Öncelikle yurtta kalan öğrenciler için başlamak istiyorum. İTÜ yurtları her bütçeye göre ve konfora göre çeşitlidir. 180 lira aylıkla çok uygun yurtlar olduğu gibi daha çok konfor arayanlar için 650 lira aylık ücretli yurtlar da var. Yurtların sadece erkek, sadece kız yurdu ve karma yurt olan çeşitleri var. Tabi aklınıza Avrupadaki gibi kızlarla erkeklerin beraber kaldığı yurtlar gelmesin İTÜ henüz o noktaya gelemedi (Not: http://www.internethaber.com/universiteli-kizin-barda-ne-isi-var--311099h.htm , bu gibi durumlar olduğu sürece de Türkiye'de bu tip uygulamalara çok uzak kalırız ama neyse bu başka bir zamanın konusu). Karma yurtların tek farkı kız ve erkeklerin aynı binanın farklı bölümlerinde yaşayıp güvenlik tarafından sıkı gözetim altında ayrı tutuluyor olması. Tabi bunu severek isteyecekler de var sonuçta (Şahsen her türlü kısıtlamanın sadece insanın kendi iradesiyle uygulanacağı bir gelecek hayal ediyorum tabi bu da konumuzla ilgisiz). Yurtlarla ilgili daha detaylı bilgiyi buradan alabilirsiniz: http://www.yurtburs.itu.edu.tr/Icerik.aspx?sid=1046

75.Yıl Öğrenci Merkezi/Yemekhanesi
Yurtların hiç birine yemek ücreti dahil değil. Fakat en düşük ücretli yurtlar hariç diğerlerinde ortak mutfaklar bulunmakta buralarda kendi yemeğinizi pişirebilirsiniz. Eğer Ayazağa kampüsün orta kısımlarındaki A.,F.,Z. Birkan yurtlarında veya Ayazağa kız yurdunda kalıyorsanız 75. Yıl yemekhanesine (ana yemekhane) çok yakınsınız. Akşam saat 6.30 da 4 çeşit içeren tabldot yemeğiniz 4.5 lira ve bunlarda 2-3 tane çeşidi 2 seçenek arasından seçebiliyorsunuz ve akşam yemeklerinin kötü olduğunu görmedim =). Bunun haricinde yine bu yurtlarda kalanlar geç saate kadar açık olan Kampüs Kafeye gidip tosttan pizzaya menü tabaklarına kadar olan fast food tarzı yemekleri 4-20 lira fiyat aralığında yiyebilir.

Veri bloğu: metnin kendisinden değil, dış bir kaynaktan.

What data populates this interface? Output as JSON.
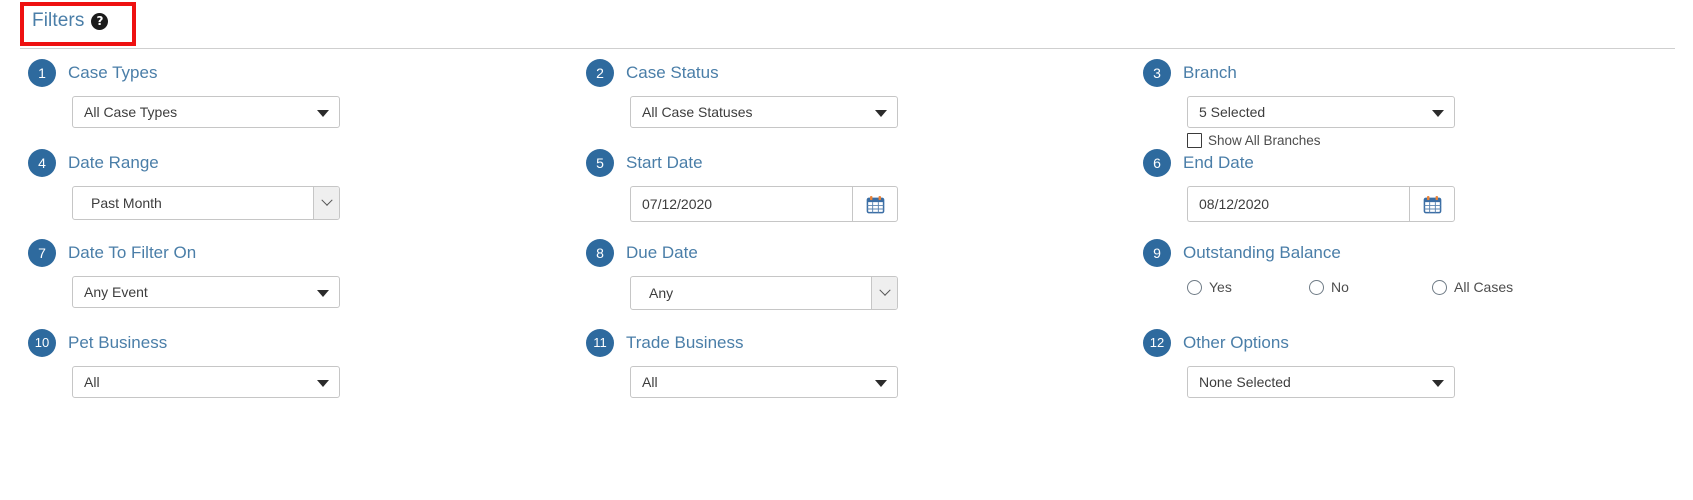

Vadi adıyla da bilinen İMKB Erkek Öğrenci Yurdu'nda kalan erkekler için yine kampüs kafe tarafından alınan 24 saat açık olan kantinden faydalanabilirler fakat gecenin ilerleyen saatlerinde istediğinizi değil kalanları yemek zorunda kalıyorsunuz genelde. Onun haricinde yine akşam 6.30 da kantinin alt katındaki yemekhanede 4.5 liraya 4 çeşit tabldot yemeğinizi yiyebilirsiniz. Fakat bunda seçme şansınız yok ve her akşam istenileni karşılamayabiliyor. bunun haricinde Vadi yurtları kampüsün en uzak sınırında olduğundan 75. Yıl'a gitmek yürüyerek 20 dakikanızı alabiliyor. O saatlerde de hizmet veren kampüs içi ücretsiz mekik dolmuşları ile 75. Yıl'a gidebilirsiniz. Bunun haricinde kampüsün duvarının hemen karşısındaki 4 küçük lokanta vadililerin en gözde tercihi. Bunların içinde ev yemeği yapan, ızgara ve et ağırlıklı olanlar var. Fiyatları 4-8 lira arasında değişen yemeklerle karnınızı doyurabilirsiniz.

Kampüs Kafe


Yurtlarda kalan her öğrencinin en büyük dostu can yoldaşı aşçısı Yemeksepeti'ni de unutmamak gerek. www.yemeksepeti.com yurtlarda kalan herkesin bilgisayarında bir kısayol edinecektir.

Bunun haricinde tüm öğrenciler için (yurtta kalan veya kalmayan) tüm öğrenciler için tüm kampüslerde yemekhane var (Ayazağa merkez kampüs olduğundan daha büyük olan 75.Yıl). Bunlarda her öğlen yemek çıkar 11.30-14.00 arasında istediğiniz zaman gidip yiyebilirsiniz. Yemekhane girişinde Jeton satan amcalar olur =) 2 liraya İTÜ kabartmalı yemek jetonu alırsınız. Jeton sırasından çıkıp yemek sırasına girersiniz. Orada da jeton alan amcalar olur. Tüm kampüslerde öğle yemeği aynıdır. Bunlar haricinde ödemeyi İTÜ kimliğinizle de yapabilirsiniz. Bilmeyenler için o kimlikler akıllı kartlar. Onların içine 75.Yılın altındaki iş bankasının özel makineleriyle para yükleyip jeton sırası bekleyen arkadaşlarınıza el sallayıp çok hızlı bir şekilde yandaki boş ya da kısa sıralı turnikeden yemeğinize de kavuşabilirsiniz.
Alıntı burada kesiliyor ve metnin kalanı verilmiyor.